The Price of Tortillas

Tortillas, a Mexican staple, are costing more these days, and those who can least afford such an increase are hitting the streets to protest the price hikes. The reason for the price hikes? Let's just say NAFTA turned out to be a mistake for the poor and the laborers of both countries. From Mexico's La Jornada:

The crisis we are experiencing in regard to the rise of tortilla prices that so gravely affects the Mexican population, but more seriously affects the 20 million people who are already food-poor, is yet another manifestation of the asymmetrical and wrong-headed trade relationship between Mexico and the United States. Since the signing of the Free Trade Agreement (NAFTA) in 1994, a great many voices have called attention to the problems that could arise. These include that the Treaty would neither achieve a reduction in migration (the central argument of Salinas de Gotari ) nor would it permit us to overcome our subordinate position in relation to the United States, since in economic terms, Mexico was not on an equal footing with its neighbor. Lamentably, time has proven these voices to be right. For their part, the U.S. visualized quite clearly that a form of domination could be achieved over other countries by achieving crop-growing supremacy. And Mexico entered that game losing food self-sufficiency, with all the grave effects that this has brought.

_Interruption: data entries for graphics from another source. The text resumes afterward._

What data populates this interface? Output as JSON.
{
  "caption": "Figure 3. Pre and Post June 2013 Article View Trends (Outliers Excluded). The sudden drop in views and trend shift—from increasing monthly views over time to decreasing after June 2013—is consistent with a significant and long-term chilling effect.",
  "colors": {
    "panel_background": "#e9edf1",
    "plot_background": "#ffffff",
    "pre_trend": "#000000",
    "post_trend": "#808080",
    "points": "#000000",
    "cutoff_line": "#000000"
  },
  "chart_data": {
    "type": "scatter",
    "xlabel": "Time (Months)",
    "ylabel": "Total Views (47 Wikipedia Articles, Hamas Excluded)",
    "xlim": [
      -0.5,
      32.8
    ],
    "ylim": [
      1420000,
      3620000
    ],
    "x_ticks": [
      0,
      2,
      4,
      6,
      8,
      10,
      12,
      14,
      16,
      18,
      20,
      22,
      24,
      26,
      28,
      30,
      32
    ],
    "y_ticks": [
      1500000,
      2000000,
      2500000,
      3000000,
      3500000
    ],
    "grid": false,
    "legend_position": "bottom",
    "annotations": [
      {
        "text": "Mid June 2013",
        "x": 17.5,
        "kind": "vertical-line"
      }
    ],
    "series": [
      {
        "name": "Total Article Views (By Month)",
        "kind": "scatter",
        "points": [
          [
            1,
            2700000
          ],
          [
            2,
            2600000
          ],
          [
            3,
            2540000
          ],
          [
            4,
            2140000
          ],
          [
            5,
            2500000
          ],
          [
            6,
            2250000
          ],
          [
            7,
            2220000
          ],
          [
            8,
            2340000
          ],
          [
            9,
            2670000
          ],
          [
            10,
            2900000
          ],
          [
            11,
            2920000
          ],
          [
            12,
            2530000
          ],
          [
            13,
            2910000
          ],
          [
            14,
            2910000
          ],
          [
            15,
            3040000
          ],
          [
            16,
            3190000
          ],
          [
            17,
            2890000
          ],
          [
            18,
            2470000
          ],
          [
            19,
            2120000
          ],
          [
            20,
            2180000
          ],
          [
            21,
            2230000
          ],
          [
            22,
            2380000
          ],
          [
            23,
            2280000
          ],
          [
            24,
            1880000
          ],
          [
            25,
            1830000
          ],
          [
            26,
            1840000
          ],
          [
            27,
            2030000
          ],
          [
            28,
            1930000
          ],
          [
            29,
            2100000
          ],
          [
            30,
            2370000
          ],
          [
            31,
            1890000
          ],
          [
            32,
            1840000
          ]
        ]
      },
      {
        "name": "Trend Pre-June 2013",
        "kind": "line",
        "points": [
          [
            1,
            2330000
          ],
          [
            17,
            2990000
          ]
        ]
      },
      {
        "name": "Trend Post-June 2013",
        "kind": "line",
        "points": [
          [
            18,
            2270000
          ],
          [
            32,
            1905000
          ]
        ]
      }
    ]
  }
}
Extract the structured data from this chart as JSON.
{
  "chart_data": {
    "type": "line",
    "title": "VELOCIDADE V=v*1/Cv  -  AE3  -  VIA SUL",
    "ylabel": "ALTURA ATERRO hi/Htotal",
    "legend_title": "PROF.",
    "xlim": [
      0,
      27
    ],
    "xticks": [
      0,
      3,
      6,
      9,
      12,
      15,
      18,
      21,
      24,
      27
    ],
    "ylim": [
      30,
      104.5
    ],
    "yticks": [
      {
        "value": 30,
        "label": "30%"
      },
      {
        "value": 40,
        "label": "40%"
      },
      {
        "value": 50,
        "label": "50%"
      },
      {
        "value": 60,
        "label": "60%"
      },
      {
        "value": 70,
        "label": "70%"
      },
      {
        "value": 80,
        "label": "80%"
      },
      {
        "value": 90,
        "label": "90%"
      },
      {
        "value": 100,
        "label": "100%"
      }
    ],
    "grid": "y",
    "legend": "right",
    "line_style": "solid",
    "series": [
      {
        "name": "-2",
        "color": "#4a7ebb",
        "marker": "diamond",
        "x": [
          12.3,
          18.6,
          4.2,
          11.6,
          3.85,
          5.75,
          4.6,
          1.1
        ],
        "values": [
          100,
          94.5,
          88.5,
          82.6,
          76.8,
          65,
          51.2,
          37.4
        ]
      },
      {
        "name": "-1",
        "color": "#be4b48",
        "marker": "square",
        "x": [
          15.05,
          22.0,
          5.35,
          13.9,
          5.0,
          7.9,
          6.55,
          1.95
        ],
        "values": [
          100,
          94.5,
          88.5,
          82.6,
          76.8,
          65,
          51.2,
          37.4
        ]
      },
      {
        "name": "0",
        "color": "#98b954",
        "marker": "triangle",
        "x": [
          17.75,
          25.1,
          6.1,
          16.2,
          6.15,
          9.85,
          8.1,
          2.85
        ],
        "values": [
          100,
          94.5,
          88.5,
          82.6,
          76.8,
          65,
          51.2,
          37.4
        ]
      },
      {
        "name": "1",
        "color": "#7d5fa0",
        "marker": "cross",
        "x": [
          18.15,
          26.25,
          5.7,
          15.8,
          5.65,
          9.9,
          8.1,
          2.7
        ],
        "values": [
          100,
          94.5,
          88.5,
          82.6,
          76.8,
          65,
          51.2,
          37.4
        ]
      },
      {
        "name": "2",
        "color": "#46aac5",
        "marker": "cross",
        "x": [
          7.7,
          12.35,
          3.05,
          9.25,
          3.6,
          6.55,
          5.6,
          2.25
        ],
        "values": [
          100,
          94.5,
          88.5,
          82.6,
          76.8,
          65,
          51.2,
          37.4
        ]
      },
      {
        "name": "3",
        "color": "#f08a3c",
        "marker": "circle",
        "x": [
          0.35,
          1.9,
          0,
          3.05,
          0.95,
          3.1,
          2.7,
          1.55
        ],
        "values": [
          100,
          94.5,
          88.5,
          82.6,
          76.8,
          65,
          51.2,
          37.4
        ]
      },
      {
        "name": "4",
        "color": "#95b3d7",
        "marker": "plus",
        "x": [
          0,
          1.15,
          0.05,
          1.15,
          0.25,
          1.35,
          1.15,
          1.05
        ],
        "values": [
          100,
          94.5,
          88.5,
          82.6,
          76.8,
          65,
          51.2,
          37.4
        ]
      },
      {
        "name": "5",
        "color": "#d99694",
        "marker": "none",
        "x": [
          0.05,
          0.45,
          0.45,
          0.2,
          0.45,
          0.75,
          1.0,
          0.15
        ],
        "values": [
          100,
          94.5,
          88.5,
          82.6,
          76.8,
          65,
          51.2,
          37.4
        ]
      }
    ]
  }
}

The irony of the NAFTA results is that Mexico finds itself in a much worse situation than it held prior to signing the free trade agreement.

For the United States to achieve this practically hegemonic position has required foreign workers, and to transform them into a reserve industrial army in their home countries by making it possible for them to migrate [north], which has devastating effects on Mexican farming. The great irony of all this is that we now import food products and export our work force, which favors U.S. competitiveness and leaves us at the mercy of the ups and downs of their economy. [Emphasis added]

It isn't, however, just Mexican laborers who have lost ground. The American labor force has also suffered under the various free trade agreements as their jobs have either been turned over to laborers residing in Asia or to laborers who are brought in from Mexico and Central America. The only ones making out under NAFTA are the mega corporations whose tentacles reach to all parts of the world.

And the result is that the poor in Mexico are hard pressed to buy their tortillas.